The MORE you can get customers on a schedule the better! Tell them you only roast once a week and can deliver fresh soon after. You don’t want to get caught trying to roast one pound of coffee every few days on a home machine, make sure you have the volume to hire another Roaster. THEN progress to buying the equipment you need to support roasting more yourself.
Also, create a simple webpage with a PayPal button to order. Explain the time frame and only deal with local orders. NO mail ordering at this point, it won’t work out. Find local customers in your city for local delivery. The point of the webpage is to make it easy for locals to order and pay.
With a very limited budget to start, this would be the way to go. Once you have consistent cash flow move onto online shipping.
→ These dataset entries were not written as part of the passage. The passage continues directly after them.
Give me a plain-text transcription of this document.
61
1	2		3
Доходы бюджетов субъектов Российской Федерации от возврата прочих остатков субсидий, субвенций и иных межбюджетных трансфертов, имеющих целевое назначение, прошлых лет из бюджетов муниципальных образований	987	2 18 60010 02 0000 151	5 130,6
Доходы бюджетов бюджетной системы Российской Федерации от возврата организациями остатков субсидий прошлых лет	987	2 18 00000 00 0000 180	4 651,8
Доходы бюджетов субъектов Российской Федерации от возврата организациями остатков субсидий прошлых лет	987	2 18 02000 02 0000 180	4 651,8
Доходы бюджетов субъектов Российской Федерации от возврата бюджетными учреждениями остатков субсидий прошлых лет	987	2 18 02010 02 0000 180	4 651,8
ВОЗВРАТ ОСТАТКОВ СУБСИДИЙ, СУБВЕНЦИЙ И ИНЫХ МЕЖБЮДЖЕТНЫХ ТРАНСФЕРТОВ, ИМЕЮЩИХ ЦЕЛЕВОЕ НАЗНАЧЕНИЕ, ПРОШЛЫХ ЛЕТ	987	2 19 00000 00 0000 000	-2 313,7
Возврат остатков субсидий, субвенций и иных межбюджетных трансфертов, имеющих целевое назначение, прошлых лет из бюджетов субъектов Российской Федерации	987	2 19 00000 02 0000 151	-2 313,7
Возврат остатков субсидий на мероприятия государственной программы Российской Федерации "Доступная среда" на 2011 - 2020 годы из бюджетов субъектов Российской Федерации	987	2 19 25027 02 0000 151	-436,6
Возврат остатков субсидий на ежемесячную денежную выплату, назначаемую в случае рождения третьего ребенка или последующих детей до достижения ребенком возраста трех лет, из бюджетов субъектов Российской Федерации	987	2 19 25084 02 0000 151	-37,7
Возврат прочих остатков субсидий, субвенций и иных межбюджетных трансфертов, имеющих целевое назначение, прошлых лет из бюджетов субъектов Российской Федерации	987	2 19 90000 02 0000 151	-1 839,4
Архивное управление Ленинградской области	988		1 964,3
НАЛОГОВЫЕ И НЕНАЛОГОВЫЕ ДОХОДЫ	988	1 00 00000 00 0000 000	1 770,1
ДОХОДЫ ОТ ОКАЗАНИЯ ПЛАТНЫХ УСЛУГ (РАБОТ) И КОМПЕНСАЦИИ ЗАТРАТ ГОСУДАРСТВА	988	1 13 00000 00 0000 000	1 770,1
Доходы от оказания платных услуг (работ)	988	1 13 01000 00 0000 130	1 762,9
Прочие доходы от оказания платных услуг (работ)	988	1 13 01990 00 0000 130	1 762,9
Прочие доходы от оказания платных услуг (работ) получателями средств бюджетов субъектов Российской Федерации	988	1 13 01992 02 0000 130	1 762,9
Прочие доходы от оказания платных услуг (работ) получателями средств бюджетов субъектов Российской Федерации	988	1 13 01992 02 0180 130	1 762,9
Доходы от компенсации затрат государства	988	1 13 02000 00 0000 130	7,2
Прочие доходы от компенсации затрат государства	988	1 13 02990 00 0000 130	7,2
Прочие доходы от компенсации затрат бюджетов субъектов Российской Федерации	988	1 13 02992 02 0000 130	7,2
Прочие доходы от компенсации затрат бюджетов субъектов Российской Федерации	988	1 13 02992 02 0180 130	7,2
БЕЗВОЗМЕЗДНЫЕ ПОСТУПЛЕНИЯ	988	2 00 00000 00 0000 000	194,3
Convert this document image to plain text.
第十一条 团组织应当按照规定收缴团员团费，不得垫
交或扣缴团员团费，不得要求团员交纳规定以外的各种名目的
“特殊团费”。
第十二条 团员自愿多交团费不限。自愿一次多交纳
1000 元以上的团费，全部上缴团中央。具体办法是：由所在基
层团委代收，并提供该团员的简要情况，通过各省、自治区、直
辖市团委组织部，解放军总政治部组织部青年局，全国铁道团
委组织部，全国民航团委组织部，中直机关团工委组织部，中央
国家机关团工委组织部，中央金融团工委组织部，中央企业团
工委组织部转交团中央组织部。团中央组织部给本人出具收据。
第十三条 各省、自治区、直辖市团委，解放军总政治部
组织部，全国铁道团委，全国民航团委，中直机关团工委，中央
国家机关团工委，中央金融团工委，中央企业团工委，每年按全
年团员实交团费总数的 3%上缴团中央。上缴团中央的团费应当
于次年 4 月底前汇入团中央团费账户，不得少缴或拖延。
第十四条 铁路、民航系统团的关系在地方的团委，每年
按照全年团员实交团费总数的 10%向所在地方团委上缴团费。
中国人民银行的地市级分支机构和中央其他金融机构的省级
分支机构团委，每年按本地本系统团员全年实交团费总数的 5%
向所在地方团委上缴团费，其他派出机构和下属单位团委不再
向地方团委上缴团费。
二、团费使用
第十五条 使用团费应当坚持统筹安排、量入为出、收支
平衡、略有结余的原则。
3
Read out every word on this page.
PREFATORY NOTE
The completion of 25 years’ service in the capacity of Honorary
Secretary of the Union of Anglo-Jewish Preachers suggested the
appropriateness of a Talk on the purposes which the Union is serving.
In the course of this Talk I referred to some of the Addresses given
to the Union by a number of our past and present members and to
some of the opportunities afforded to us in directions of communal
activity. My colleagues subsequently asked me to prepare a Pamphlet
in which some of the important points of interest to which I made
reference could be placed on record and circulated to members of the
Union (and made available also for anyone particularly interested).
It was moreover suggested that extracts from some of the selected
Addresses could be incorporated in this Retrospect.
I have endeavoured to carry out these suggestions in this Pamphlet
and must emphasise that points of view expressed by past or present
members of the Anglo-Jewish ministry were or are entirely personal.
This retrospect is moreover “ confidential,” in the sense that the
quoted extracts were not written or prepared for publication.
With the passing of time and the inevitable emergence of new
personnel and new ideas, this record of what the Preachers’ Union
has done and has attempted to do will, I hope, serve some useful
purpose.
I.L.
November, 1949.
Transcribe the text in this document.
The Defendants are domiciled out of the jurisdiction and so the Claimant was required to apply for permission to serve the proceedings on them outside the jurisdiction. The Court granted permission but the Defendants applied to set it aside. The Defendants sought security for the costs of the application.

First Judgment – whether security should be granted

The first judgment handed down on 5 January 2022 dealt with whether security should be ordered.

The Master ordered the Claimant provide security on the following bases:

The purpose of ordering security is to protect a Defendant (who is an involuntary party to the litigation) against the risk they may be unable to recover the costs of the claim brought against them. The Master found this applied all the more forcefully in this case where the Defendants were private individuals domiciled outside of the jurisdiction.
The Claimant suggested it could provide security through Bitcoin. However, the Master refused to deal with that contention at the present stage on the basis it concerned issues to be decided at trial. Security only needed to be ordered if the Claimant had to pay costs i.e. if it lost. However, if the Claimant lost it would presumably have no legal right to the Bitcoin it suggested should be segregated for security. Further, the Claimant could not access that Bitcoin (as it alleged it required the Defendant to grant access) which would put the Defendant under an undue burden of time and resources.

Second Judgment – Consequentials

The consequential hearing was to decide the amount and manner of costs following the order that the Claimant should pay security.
It might seem tempting to go for a Huky or SonoFresco right away, but the volumes are very small. At most, you will only be able to produce about 2-4 pounds an hour. Figure what your time is worth and if you can realistically produce enough coffee in a day to make the venture worthwhile. When you have enough sales to afford $8000-$12,000 for a pro table top roaster, then go for that.
———
An alternative way to get started is to offer a premium service for delivering brewed coffee. One pound of roasted beans might net a few dollars, but figure 40 6 oz cups to a pound brewed At $1 a cup and that’s $40. Buy a few airpots and a brewer and put your coffee (and business cards) in waiting rooms (dentists, hairdressers, anywhere people need to sit a while.) You may need to go with the honor system or set up a flat rate with the owner to provide fresh good coffee, but starting somewhere is a start. Between offering fresh brewed coffee, and the roasted orders, you'll pick up from that and you’ll be on your way.
It’s pretty bootstrap, but doable if you are committed.